In this study, chromosome stickiness was the other major chromosomal aberrations and was recorded in a considerable percentage. The presence of chromosome stickiness is an indication of virus affecting organization of chromatin and suggests a possible role by which this cytotoxic agent may impact the physical and chemical properties of DNA, protein, or both, ultimately leading to improper folding of chromatin (Teerarak et al., 2010).

This led to the conclusion that the disturbance in the enzyme system might be resulting in disturbance of the homeostasis of the cell by genetic variability induced by stickiness which result in chromosomal aberrations and decrease in the rate of cell division (Mahakhode and Somkuwar, 2013).

The bridge formation due to chromosomal stickiness or due to chromosomal breakage and reunion stated by Kumari et al. (2011).

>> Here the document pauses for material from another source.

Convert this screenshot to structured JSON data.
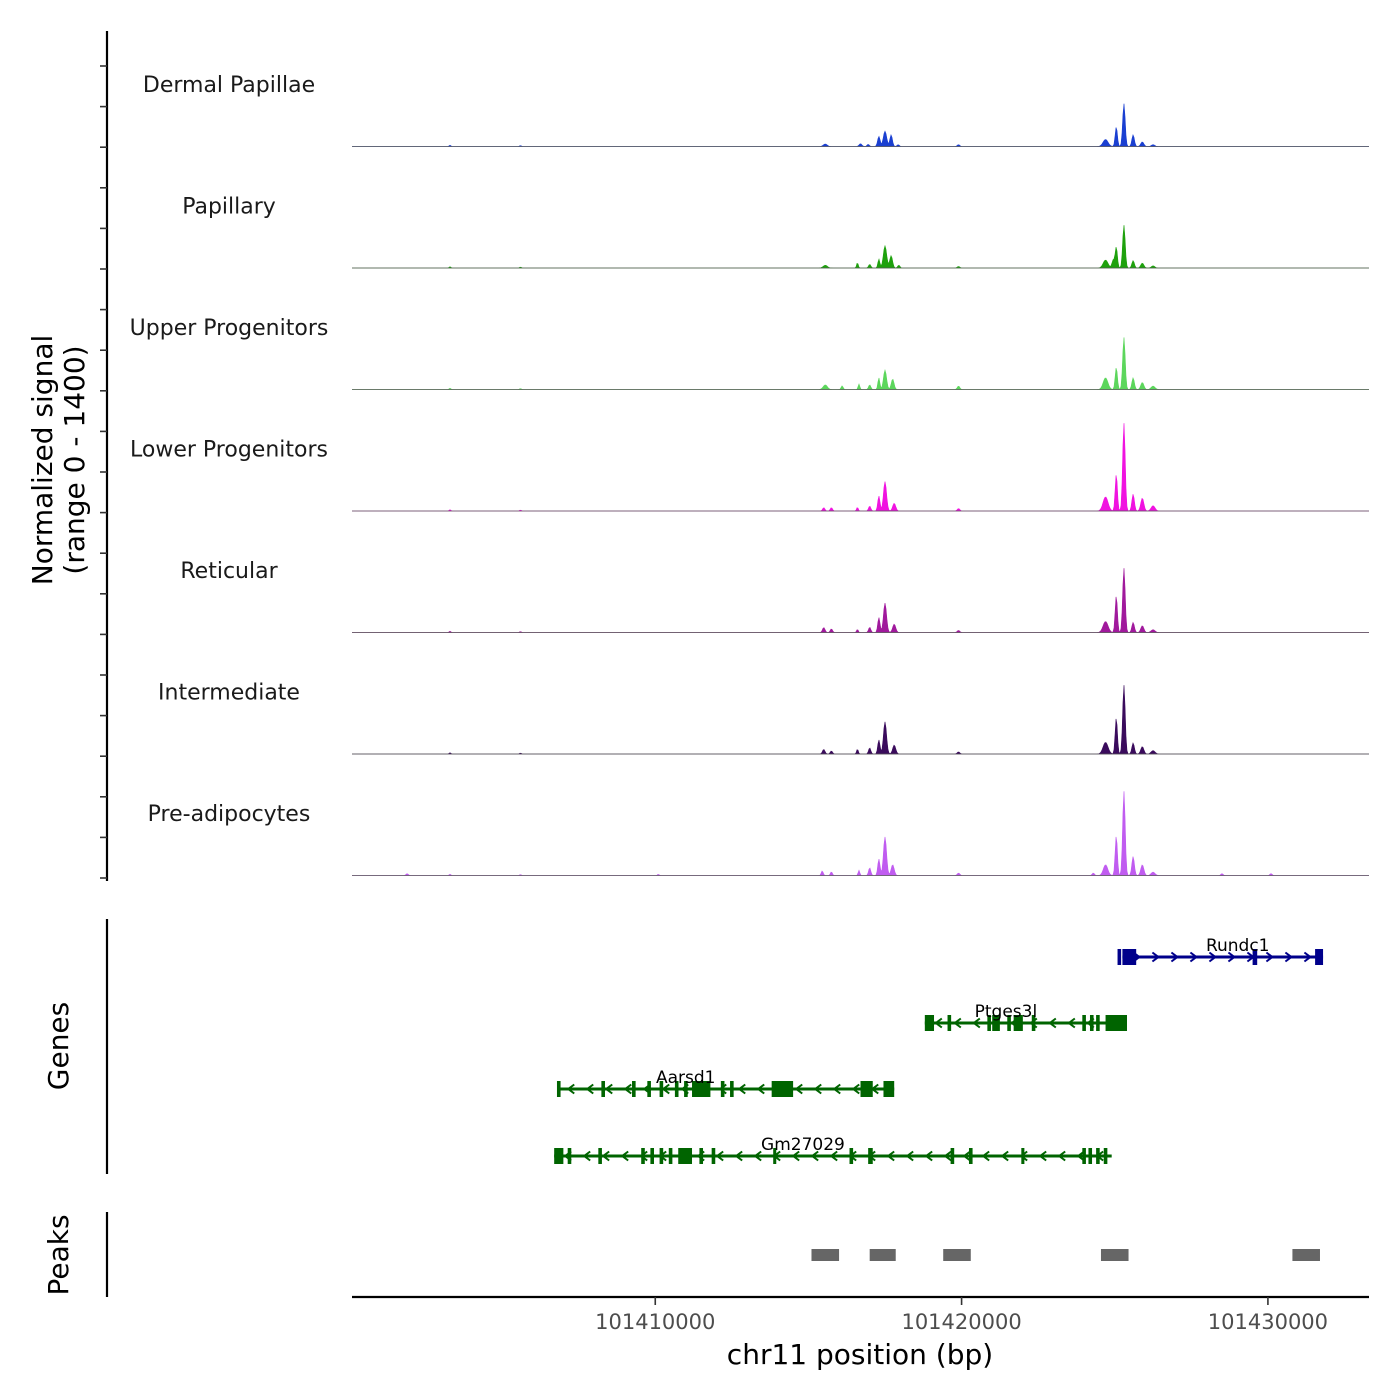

The occurrence of chromosome laggards was due to the failure of the chromosomes or acentric chromosome fragments to move to either of the pole at anaphase stage (Liman et al., 2012).

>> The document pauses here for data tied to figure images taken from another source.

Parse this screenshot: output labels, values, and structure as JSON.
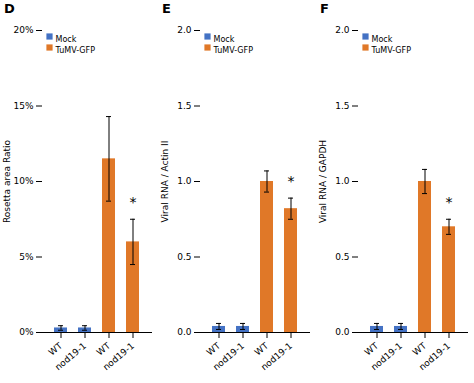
{
  "chart_data": [
    {
      "type": "bar",
      "title": "D",
      "categories": [
        "WT",
        "nod19-1",
        "WT",
        "nod19-1"
      ],
      "series": [
        {
          "name": "Mock",
          "color": "#4472C4",
          "values": [
            0.3,
            0.3,
            null,
            null
          ],
          "errors": [
            0.15,
            0.15,
            null,
            null
          ]
        },
        {
          "name": "TuMV-GFP",
          "color": "#E07828",
          "values": [
            null,
            null,
            11.5,
            6.0
          ],
          "errors": [
            null,
            null,
            2.8,
            1.5
          ]
        }
      ],
      "ylabel": "Rosetta area Ratio",
      "ylim": [
        0,
        20
      ],
      "yticks": [
        {
          "value": 0,
          "label": "0%"
        },
        {
          "value": 5,
          "label": "5%"
        },
        {
          "value": 10,
          "label": "10%"
        },
        {
          "value": 15,
          "label": "15%"
        },
        {
          "value": 20,
          "label": "20%"
        }
      ],
      "legend": "upper left",
      "annotations": [
        {
          "text": "*",
          "index": 3
        }
      ]
    },
    {
      "type": "bar",
      "title": "E",
      "categories": [
        "WT",
        "nod19-1",
        "WT",
        "nod19-1"
      ],
      "series": [
        {
          "name": "Mock",
          "color": "#4472C4",
          "values": [
            0.04,
            0.04,
            null,
            null
          ],
          "errors": [
            0.02,
            0.02,
            null,
            null
          ]
        },
        {
          "name": "TuMV-GFP",
          "color": "#E07828",
          "values": [
            null,
            null,
            1.0,
            0.82
          ],
          "errors": [
            null,
            null,
            0.07,
            0.07
          ]
        }
      ],
      "ylabel": "Viral RNA / Actin II",
      "ylim": [
        0,
        2.0
      ],
      "yticks": [
        {
          "value": 0,
          "label": "0.0"
        },
        0.5,
        {
          "value": 1,
          "label": "1.0"
        },
        1.5,
        {
          "value": 2,
          "label": "2.0"
        }
      ],
      "legend": "upper left",
      "annotations": [
        {
          "text": "*",
          "index": 3
        }
      ]
    },
    {
      "type": "bar",
      "title": "F",
      "categories": [
        "WT",
        "nod19-1",
        "WT",
        "nod19-1"
      ],
      "series": [
        {
          "name": "Mock",
          "color": "#4472C4",
          "values": [
            0.04,
            0.04,
            null,
            null
          ],
          "errors": [
            0.02,
            0.02,
            null,
            null
          ]
        },
        {
          "name": "TuMV-GFP",
          "color": "#E07828",
          "values": [
            null,
            null,
            1.0,
            0.7
          ],
          "errors": [
            null,
            null,
            0.08,
            0.05
          ]
        }
      ],
      "ylabel": "Viral RNA / GAPDH",
      "ylim": [
        0,
        2.0
      ],
      "yticks": [
        {
          "value": 0,
          "label": "0.0"
        },
        0.5,
        {
          "value": 1,
          "label": "1.0"
        },
        1.5,
        {
          "value": 2,
          "label": "2.0"
        }
      ],
      "legend": "upper left",
      "annotations": [
        {
          "text": "*",
          "index": 3
        }
      ]
    }
  ]
}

Micronuclei are the results of acentric fragments or lagging chromosomes that fail to incorporate in to either of the daughter nuclei during telophase of the mitotic cells (Krishna and Hayashi, 2000). Turkoglu (2009) found that micronucleus formation implies loss of genetic materials. Moreover, micronucleus formation is considered to be one of the most economical, quickest and most effective ways in determining genotoxicity of different chemicals (Hamedo and Abdelmigid, 2009).


In conclusion, Bean yellow mosaic virus infection caused harmful effects on the root tip cells of Vicia faba. The reduction in mitotic activity, the high percentage of chromosome and nuclear irregularities in the meristematic cells of Vicia faba, suggest the presence of certain cytotoxic/genotoxic substances in the tested virus.